- Born: 21 December 1840 Rome, Papal States
- Died: 4 August 1905 (aged 64) Rieti
- Education: Accademia di San Luca
- Occupation: Painter

= Giuseppe Ferrari (painter) =

Italian painter (1840–1905)

Giuseppe Ferrari (1840–1905) was an Italian painter.

== Biography ==

After completing his academic studies at Accademia di San Luca in Rome under the tutelage of Alessandro Marini, he travelled through Africa and the Middle East, where he found strong suggestions and inspiration for several landscape paintings from that period. In 1877 he moved to London, where he studied the work of painters such as John Constable and William Turner. Ferrari's pupils included Lillie Logan.

== Artistic production ==

Ferrari is considered one of the most important Italian landscape painters of his time. In particular, he used to portray the campagna romana, insomuch as founded with other painters, among which Enrico Coleman and Cesare Pascarella, the group "XXV della campagna romana". In the last years of his life he dedicated to portraits as well.

== Exhibits ==

In 1877 and in 1883 he exhibited at the Royal Academy of Arts in London.

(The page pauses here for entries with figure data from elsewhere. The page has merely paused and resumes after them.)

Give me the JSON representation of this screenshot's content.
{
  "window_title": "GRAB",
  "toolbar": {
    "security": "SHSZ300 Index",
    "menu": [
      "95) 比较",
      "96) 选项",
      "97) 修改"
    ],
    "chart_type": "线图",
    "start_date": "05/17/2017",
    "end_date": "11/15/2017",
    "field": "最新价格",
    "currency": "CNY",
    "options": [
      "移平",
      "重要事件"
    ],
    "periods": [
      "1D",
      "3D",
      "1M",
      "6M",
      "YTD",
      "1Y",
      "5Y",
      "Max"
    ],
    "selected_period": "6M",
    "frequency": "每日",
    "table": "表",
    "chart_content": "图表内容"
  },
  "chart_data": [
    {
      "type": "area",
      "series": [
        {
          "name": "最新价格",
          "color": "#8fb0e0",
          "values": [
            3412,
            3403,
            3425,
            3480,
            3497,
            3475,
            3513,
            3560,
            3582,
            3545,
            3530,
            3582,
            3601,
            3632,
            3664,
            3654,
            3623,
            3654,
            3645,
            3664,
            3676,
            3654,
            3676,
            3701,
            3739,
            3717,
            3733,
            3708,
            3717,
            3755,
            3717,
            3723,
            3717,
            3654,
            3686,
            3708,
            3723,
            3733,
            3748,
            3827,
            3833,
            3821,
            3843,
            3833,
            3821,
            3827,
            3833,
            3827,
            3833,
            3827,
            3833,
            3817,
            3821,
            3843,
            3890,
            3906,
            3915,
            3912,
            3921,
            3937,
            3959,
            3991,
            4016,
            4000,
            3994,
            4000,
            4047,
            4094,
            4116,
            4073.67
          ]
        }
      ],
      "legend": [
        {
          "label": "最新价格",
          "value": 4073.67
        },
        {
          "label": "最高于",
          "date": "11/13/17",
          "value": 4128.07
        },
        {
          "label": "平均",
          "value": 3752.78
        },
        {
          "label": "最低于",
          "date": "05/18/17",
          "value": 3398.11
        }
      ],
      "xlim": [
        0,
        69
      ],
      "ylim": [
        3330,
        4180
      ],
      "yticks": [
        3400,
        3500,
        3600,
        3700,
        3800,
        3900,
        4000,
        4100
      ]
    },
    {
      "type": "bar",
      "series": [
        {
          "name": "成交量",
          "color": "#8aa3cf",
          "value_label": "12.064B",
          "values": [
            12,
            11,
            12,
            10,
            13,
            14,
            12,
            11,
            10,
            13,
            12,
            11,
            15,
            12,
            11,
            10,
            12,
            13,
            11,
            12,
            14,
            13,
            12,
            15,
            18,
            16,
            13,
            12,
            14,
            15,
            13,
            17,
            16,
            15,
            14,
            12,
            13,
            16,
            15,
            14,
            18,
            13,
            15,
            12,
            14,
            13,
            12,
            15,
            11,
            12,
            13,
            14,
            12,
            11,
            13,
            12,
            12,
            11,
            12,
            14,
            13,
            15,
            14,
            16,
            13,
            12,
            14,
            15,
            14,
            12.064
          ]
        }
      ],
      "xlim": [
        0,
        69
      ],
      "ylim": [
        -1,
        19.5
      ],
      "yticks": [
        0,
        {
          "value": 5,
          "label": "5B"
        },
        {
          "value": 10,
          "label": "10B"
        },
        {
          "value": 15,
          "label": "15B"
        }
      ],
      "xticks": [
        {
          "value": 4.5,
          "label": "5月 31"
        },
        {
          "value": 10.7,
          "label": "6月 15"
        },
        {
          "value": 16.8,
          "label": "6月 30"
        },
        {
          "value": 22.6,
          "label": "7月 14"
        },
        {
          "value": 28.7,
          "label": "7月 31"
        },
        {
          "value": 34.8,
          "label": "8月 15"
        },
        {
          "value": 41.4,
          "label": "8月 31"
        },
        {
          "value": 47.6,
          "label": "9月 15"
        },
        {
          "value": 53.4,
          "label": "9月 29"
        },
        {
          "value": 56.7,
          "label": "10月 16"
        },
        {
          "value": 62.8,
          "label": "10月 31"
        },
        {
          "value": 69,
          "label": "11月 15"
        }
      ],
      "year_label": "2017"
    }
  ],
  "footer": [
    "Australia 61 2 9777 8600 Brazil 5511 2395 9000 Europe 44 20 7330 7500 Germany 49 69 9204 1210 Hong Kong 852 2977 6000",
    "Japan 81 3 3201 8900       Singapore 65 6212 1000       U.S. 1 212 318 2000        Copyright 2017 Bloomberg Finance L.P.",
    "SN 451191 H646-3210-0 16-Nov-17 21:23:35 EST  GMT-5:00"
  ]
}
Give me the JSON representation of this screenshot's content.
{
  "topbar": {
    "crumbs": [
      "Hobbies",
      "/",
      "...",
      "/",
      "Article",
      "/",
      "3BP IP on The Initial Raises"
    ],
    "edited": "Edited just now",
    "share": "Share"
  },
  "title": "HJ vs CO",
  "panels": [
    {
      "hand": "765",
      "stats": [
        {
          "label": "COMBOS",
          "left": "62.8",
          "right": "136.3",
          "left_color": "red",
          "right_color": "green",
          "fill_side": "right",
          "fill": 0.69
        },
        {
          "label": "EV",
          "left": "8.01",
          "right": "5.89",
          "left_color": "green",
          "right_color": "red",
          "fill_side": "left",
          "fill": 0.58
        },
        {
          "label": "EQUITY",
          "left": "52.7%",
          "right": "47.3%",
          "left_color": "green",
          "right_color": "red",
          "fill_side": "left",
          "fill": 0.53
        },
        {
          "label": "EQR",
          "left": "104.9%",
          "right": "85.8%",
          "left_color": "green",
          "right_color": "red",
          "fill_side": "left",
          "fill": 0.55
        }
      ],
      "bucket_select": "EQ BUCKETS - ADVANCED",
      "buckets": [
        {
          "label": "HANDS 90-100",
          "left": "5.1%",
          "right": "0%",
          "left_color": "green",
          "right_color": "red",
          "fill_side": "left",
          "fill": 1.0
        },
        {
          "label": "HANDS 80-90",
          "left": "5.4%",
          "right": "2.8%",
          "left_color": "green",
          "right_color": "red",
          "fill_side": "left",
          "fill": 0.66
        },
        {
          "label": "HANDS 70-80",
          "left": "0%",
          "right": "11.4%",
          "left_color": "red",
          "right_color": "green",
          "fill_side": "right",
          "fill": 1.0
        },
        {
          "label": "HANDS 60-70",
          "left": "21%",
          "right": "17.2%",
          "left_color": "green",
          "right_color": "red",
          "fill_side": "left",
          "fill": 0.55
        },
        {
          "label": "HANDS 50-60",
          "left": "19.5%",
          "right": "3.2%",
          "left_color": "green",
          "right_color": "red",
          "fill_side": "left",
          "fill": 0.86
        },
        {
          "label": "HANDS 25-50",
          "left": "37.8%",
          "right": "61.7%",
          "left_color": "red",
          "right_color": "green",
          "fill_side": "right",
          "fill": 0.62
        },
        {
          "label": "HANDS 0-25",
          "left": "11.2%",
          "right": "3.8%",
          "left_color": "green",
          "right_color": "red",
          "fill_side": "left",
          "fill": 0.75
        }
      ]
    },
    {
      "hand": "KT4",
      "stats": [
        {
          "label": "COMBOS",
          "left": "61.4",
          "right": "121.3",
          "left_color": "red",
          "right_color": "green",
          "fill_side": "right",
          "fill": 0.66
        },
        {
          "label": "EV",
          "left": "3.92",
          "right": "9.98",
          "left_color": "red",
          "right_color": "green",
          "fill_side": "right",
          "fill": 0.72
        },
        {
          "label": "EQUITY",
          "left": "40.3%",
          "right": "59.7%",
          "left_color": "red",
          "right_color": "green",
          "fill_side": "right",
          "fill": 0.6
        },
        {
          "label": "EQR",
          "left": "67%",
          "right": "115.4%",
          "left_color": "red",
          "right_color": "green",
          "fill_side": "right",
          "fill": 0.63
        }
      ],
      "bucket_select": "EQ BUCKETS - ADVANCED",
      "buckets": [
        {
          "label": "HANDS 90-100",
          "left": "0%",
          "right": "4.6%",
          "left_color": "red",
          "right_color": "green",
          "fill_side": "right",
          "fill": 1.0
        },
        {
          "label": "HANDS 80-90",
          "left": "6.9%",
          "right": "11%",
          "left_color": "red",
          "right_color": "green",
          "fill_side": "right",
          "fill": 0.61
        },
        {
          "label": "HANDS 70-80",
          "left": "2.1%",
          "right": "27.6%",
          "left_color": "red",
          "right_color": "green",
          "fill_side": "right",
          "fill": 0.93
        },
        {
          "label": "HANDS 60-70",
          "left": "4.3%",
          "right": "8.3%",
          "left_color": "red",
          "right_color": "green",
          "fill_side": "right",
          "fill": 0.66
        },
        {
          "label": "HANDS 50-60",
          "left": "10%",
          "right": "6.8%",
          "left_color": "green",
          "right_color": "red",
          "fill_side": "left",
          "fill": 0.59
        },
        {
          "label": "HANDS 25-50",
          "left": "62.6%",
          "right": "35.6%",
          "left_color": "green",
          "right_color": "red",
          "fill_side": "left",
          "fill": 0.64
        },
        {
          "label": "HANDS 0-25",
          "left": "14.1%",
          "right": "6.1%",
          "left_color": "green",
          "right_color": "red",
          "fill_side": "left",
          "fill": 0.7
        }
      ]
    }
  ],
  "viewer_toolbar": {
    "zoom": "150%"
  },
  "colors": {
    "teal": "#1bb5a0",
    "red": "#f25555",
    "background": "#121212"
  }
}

Ferrari participated at the first Venice Biennale in 1895, but also in those held in 1905 and 1922 (posthumous participation).

==Paintings in museums ==

- Rieti, civic museum;
- Rome, Galleria Nazionale d'Arte Moderna;
- Milan, Modern Art Gallery.

Ferrari, with Coleman, also realized the frescos for Villa Durante in Rome in 1891.

==Bibliography==
- M. C. Cola, Giuseppe Ferrari, in Dizionario biografico degli Italiani Treccani, volume 46, 1996.